The command automatically create disk volumes, pull the code from the internet and start the containers:

Creating volume “teslamate_teslamate-db” with default driver
Creating volume “teslamate_teslamate-grafana-data” with default driver
Creating volume “teslamate_mosquitto-conf” with default driver
Creating volume “teslamate_mosquitto-data” with default driver
Creating teslamate_database_1 … done
Creating teslamate_grafana_1 … done
Creating teslamate_mosquitto_1 … done
Creating teslamate_teslamate_1 … done

A GUI page is available on port 4000 on the Linux box, for example: http://192.168.8.6:4000

Next step is to give the application access to the car.
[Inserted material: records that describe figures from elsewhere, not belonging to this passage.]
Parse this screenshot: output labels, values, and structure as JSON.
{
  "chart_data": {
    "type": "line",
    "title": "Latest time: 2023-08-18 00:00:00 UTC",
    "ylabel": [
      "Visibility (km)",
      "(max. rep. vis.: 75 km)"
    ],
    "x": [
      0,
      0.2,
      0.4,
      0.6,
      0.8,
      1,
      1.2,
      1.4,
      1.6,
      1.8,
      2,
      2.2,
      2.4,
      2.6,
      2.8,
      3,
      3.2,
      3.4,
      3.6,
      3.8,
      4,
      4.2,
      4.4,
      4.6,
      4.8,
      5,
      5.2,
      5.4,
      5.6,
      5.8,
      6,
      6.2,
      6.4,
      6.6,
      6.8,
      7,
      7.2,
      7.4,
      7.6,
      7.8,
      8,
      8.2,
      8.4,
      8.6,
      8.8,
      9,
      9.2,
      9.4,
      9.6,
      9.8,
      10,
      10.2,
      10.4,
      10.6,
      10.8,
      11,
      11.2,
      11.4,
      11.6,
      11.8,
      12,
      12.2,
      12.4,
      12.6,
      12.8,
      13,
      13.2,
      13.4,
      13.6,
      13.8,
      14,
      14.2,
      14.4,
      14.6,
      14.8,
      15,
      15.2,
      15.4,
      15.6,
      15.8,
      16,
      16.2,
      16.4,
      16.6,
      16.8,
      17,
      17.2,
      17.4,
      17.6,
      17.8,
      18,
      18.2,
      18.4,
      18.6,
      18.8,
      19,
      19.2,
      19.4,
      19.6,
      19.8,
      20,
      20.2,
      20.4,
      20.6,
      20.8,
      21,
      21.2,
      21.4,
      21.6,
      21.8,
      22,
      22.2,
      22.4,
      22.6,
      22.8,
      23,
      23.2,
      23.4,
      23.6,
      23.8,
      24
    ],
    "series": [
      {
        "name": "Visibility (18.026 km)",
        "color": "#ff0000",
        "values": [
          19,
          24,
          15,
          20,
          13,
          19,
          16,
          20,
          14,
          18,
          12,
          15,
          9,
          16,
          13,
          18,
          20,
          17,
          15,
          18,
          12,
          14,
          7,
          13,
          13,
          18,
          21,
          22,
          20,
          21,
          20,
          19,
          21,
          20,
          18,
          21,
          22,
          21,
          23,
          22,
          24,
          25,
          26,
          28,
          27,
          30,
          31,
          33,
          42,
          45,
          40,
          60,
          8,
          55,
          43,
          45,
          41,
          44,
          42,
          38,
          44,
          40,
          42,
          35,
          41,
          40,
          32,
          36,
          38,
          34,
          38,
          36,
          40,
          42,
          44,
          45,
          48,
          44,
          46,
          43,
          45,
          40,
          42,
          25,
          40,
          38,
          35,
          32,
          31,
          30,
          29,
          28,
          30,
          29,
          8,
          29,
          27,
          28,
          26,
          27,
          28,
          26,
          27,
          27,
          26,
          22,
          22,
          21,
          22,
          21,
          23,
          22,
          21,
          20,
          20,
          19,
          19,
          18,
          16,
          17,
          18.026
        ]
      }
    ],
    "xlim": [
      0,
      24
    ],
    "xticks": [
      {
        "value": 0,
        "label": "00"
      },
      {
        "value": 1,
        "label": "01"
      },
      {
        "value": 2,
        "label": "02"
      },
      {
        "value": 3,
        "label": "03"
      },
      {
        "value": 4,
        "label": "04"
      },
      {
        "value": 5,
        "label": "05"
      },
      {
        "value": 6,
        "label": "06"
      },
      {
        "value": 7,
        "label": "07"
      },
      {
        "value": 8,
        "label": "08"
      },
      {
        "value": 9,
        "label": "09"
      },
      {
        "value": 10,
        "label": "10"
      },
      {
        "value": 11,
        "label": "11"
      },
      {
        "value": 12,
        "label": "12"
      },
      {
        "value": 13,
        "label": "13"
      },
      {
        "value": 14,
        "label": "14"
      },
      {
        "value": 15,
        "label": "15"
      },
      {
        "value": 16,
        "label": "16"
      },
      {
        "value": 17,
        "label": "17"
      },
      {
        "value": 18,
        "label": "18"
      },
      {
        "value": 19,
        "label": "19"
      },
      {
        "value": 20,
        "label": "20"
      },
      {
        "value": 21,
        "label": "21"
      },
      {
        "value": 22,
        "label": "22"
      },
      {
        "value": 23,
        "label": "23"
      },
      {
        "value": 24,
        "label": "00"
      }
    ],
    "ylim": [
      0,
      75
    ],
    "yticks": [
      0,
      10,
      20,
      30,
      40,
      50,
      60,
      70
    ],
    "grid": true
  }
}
TeslaMate requires access and refresh tokens.

There are many ways to generate the tokens. I choose a simple one — install an application on the phone:

The application lets me login to my Tesla account, including 2FA, and gives the required tokens:

Obviously its better to open TeslaMate page on the same phone as the authentication application, so tokens can be copy/pasted.

When tokens are entered to TeslaMate, it starts polling the car and collect the stats. ALthough not required, it can be confirmed by checking logs of the main TeslaMate container:

docker logs teslamate_teslamate_1

The car notifies when the data is polled, so this icon (a phone with locetion arrow) is displayed on the car’s screen once in a while:

I didn’t try myself, but most likely functionality of TeslaMate will be limited if location sharing is disabled. I keep it enabled.

A status screen is provided on port 4000:

But most interesting information is provided by Grafana deshboards on port 3000. TeslaMate bundles a lot of useful and less-than-useful dashboards.

One of most useful is Drive Stats:

Interesting to see how efficient the drives, depending on factors like temperature or speed. The most useless to me is Battery Health:

In almost 23,000 km the battery lost 4.4% of capacity, and most of the drop happened around 13,000 km. Why it happen nobody knows, better to close this dashboard and not at it ever again.

Why do I need TeslaMate? Hard to say, mostly for fun. In 21st century data is the new oil, never know what may be useful tomorrow.